Monday: Several hours after making landfall in Matagorda, Texas, the storm began weakening. It was expected to drop in wind intensity to become a tropical storm by midday as the center passes near Houston.
The storm is producing flooding rainfall of three to eight inches, with up to 15 inches in some isolated areas. Because of the storm’s compact size, the heaviest rainfall was expected to remain fairly narrow. Where exactly the heaviest rain will fall depends on Beryl’s exact path. The storm should be almost, if not entirely, out of Texas by early Tuesday morning.
Tuesday: As the storm tracks across Arkansas, it most likely will have weakened even further, and it may have become a post-tropical storm by this point. This means it will be more like a typical storm system sweeping across the U.S. this time of the year.
Wednesday: The remnants of Beryl will continue across Indiana and bring rain to the region. There is much uncertainty about where the low pressure associated with Beryl will track, but there is a growing signal for a broad area to be impacted by the heavy rains.
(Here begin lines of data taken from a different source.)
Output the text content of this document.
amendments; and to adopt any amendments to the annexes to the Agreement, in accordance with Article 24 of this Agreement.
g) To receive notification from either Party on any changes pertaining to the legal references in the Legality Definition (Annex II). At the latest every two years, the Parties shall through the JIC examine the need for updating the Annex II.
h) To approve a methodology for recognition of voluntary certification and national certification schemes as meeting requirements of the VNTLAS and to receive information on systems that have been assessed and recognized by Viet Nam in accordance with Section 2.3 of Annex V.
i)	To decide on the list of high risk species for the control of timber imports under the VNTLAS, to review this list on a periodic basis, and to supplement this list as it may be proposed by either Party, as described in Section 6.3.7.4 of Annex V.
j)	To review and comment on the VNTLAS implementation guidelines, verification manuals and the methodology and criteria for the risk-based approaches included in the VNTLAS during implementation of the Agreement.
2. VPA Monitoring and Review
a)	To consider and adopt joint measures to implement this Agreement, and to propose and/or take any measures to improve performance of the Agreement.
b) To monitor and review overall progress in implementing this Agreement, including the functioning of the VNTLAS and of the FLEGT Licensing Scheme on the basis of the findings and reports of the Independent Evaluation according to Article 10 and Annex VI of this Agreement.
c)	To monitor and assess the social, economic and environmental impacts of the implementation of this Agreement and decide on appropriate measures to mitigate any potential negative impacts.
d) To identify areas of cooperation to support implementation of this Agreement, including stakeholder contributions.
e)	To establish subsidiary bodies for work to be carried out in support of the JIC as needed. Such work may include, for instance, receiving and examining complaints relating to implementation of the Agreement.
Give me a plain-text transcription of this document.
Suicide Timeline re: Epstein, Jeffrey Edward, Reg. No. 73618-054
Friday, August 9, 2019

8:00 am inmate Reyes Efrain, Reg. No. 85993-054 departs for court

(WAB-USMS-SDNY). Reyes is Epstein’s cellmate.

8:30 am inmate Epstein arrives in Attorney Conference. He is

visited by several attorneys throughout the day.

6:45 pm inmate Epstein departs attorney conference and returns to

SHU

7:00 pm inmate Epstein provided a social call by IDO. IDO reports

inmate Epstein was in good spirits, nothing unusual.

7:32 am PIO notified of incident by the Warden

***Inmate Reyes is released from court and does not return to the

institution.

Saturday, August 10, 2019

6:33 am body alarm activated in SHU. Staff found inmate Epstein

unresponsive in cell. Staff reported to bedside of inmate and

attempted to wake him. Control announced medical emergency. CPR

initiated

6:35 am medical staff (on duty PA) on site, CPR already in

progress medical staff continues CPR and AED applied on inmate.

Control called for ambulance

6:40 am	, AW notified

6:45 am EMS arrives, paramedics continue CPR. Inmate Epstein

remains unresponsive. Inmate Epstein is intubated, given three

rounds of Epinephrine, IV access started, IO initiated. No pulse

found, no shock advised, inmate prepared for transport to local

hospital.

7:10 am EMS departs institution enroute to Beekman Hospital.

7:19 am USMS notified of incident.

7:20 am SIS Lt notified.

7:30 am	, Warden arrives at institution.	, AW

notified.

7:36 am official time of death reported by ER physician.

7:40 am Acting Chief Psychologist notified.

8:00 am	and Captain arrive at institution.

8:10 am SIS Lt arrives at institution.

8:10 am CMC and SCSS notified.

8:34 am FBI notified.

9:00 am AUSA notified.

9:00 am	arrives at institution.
There is at least some risk of excessive rain from northern Indiana to New Hampshire.
Thursday and beyond: The remnants of Beryl will come together with other weather ingredients and could produce heavy rain and the potential for flash flooding in the Eastern Seaboard late this week.
Showers and storms could linger into the weekend for portions of the East, but forecasters with the Weather Prediction Center said rain amounts do not look as focused or heavy.